Maybe I'm too strict here. My understanding is: if block_ns = guest_halt_poll_ns,
dev->poll_limit_ns will grow to guest_halt_poll_ns,
OK.

then block_ns = dev->poll_limit_ns,
block_ns = dev->poll_limit_ns = guest_halt_poll_ns.

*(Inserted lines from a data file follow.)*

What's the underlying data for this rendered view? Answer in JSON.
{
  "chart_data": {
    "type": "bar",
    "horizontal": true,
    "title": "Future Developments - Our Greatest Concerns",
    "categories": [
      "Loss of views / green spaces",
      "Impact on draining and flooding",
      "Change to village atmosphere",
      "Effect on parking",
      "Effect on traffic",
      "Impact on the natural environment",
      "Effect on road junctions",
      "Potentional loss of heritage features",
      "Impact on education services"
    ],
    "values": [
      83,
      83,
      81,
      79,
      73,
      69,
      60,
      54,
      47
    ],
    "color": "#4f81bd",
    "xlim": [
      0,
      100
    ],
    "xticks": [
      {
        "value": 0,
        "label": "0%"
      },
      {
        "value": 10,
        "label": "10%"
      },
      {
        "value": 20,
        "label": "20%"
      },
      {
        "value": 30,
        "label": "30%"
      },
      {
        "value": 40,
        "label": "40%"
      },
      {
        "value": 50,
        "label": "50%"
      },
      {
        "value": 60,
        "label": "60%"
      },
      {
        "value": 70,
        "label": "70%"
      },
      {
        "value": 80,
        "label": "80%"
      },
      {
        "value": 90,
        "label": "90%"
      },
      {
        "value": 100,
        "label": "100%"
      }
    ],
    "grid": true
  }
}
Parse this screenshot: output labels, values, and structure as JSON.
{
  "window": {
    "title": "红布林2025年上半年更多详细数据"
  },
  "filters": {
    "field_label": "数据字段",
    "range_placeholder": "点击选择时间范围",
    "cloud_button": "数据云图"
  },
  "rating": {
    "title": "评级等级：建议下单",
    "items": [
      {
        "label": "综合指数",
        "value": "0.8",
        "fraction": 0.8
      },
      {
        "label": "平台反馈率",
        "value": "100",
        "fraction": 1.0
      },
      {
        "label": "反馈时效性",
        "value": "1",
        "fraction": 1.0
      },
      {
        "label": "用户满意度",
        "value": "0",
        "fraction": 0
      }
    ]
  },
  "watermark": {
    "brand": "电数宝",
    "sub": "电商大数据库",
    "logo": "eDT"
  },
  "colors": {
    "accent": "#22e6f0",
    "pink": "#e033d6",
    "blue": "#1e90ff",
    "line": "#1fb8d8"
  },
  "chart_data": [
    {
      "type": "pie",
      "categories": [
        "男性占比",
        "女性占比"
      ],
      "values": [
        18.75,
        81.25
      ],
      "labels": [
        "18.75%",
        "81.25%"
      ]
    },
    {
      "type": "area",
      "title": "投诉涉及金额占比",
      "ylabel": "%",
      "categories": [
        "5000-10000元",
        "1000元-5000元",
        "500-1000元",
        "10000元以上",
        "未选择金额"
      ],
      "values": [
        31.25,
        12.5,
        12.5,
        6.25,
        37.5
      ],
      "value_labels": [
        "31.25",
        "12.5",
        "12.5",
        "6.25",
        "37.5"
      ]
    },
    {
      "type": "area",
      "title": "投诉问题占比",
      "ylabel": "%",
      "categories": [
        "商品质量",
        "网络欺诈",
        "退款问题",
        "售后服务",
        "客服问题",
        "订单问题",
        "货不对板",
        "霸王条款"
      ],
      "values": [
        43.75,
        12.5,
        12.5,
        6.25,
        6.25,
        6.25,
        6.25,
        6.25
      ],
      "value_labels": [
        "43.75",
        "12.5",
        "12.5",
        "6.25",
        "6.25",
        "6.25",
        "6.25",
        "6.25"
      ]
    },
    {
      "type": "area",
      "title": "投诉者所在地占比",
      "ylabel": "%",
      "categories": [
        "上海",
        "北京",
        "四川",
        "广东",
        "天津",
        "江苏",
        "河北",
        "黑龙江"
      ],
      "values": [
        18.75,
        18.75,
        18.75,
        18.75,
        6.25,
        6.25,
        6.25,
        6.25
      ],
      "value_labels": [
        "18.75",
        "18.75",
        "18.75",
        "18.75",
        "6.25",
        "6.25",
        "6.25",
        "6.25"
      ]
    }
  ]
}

OK.

there is not a margin to ensure poll time is enough to cover the equal block time.
In this case, shrinking may be a better choice?
Ok, so you are considering _on the next_ halt instance, if block_ns =
guest_halt_poll_ns again?
Yes, I realized it's rarely to happen in nanosecond granularity.

Then without the suggested modification: we don't shrink, poll for
guest_halt_poll_ns again.

With your modification: we shrink, because block_ns ==
guest_halt_poll_ns.

IMO what really clarifies things here is either the real sleep pattern
or a synthetic sleep pattern similar to the real thing.
Agree

Do you have a scenario where the current algorithm is maintaining
a low dev->poll_limit_ns and performance is hurt?

If you could come up with examples, such as the client/server pair at
https://lore.kernel.org/lkml/20190514135022.GD4392@xxxxxxxx/T/

or just a sequence of delays:
block_ns, block_ns, block_ns-1,...

It would be easier to visualize this.

Looks hard to generate a sequence of delays of same value in nanoseconds which is also CPU cycle granularity.

I think this patch doesn't help much for a real scenario, so pls ignore it.

Thanks

Zhenzhong